Source: United Nations – in French 2

Headline: Burkina Faso: M. Guterres souligne la contradiction entre la Charte des Nations Unies et la décision des autorités de transition de déclarer persona non grata la Coordonnatrice résidente

La déclaration suivante a été communiquée, aujourd’hui, par le Porte-parole de M. António Guterres, Secrétaire général de l’ONU:

Le Secrétaire général a appris avec regret que le 18 août dernier, les autorités de transition du Burkina Faso ont déclaré persona non grata la Coordonnatrice résidente et Coordonnatrice humanitaire des Nations Unies dans le pays, Mme Carol Flore-Smereczniak.  Il exprime sa pleine confiance dans le professionnalisme et le dévouement de Mme Flore-Smereczniak et plus généralement dans le système des Nations Unies au Burkina Faso. 

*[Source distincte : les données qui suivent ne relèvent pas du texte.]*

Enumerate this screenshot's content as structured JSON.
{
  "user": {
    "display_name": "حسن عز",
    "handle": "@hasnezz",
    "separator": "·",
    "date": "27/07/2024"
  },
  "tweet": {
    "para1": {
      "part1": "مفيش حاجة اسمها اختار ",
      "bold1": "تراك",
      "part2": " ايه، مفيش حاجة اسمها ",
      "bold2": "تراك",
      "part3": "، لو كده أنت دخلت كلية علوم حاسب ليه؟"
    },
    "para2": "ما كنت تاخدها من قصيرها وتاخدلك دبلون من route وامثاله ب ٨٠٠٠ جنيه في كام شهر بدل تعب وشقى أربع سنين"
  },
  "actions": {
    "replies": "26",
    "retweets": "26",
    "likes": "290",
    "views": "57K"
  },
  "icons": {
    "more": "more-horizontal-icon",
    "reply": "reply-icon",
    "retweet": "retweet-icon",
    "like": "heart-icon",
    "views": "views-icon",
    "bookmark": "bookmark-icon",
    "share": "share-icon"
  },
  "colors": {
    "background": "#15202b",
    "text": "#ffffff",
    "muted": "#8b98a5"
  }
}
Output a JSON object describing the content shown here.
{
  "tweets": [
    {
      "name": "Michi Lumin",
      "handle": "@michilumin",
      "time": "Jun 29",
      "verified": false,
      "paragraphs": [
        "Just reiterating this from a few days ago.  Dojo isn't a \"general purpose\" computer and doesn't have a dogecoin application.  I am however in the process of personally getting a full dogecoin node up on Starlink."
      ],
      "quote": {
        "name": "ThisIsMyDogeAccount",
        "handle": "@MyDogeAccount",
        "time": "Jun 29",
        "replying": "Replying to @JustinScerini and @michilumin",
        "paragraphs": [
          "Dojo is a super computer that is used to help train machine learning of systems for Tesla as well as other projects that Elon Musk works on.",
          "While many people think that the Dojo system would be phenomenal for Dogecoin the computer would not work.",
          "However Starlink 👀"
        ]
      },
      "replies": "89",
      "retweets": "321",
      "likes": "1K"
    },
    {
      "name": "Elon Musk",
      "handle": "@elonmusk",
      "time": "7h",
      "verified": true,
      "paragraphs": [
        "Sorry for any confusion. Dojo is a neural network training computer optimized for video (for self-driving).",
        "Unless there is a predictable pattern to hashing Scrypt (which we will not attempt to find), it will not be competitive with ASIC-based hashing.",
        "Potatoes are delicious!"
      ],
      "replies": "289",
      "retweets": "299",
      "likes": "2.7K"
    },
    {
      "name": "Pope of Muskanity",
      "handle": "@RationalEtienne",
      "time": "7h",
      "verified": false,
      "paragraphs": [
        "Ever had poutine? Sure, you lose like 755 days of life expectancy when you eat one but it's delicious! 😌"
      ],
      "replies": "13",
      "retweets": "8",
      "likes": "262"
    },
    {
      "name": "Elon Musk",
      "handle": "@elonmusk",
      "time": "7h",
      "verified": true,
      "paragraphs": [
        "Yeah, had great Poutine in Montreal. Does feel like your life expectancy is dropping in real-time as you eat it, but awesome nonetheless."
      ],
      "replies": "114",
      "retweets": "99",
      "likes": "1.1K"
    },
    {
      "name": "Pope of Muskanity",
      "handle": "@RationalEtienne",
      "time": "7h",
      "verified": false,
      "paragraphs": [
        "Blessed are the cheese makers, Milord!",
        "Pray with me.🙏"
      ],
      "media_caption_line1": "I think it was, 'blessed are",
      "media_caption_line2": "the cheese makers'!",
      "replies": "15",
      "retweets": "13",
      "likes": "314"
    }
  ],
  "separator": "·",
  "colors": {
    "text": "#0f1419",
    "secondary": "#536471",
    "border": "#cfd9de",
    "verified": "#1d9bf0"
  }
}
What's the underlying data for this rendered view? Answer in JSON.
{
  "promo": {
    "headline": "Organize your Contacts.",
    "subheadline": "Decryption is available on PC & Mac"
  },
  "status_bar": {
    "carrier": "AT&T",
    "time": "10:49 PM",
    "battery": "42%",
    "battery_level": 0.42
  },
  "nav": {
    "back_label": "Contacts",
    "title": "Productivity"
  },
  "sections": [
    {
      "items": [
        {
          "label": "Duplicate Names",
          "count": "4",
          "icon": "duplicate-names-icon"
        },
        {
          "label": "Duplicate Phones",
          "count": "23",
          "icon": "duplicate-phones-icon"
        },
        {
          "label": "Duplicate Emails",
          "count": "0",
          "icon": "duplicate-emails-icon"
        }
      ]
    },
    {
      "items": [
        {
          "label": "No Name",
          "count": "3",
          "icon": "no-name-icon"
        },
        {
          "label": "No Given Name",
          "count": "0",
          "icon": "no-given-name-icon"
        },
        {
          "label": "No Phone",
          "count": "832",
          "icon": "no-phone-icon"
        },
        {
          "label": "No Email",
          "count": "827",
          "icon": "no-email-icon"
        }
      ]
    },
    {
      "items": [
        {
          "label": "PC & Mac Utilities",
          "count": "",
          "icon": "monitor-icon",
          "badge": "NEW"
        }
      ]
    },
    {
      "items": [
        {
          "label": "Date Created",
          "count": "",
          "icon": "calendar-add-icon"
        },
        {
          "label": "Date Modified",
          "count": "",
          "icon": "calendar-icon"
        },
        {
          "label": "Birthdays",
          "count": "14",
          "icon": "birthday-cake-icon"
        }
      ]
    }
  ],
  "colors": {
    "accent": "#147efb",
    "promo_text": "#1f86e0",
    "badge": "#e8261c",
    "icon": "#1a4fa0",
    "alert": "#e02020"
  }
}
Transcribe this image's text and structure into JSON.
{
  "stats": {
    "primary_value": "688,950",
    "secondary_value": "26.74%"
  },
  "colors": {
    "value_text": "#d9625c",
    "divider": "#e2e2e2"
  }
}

Ce système, dirigé par la Coordonnatrice résidente, a toujours travaillé étroitement avec les autorités de transition burkinabé pour appuyer les efforts de développement et fournir une aide humanitaire. 

La doctrine persona non grata ne s’applique pas aux responsables des Nations Unies.  En vertu des Articles 100 et 101 de la Charte, les membres du personnel des Nations Unies sont nommés par le Secrétaire général.  Ils ne sont responsables qu’envers l’Organisation et chaque État Membre de l’Organisation s’engage à respecter leur caractère exclusivement international. 

Conformément à l’Article 105 de la Charte, l’Organisation jouit de privilèges et d’immunités, y compris le droit des membres du personnel de rester au Burkina Faso pour assumer leurs fonctions, au nom de l’Organisation.  Seul le Secrétaire général, en tant que Chef de l’Administration de l’ONU, a le pouvoir de décider, après une enquête minutieuse, de rappeler un responsable des Nations Unies. 

Le Secrétaire général réaffirme l’engagement des Nations Unies à continuer d’aider le peuple du Burkina Faso en pleine coopération avec les autorités de transition.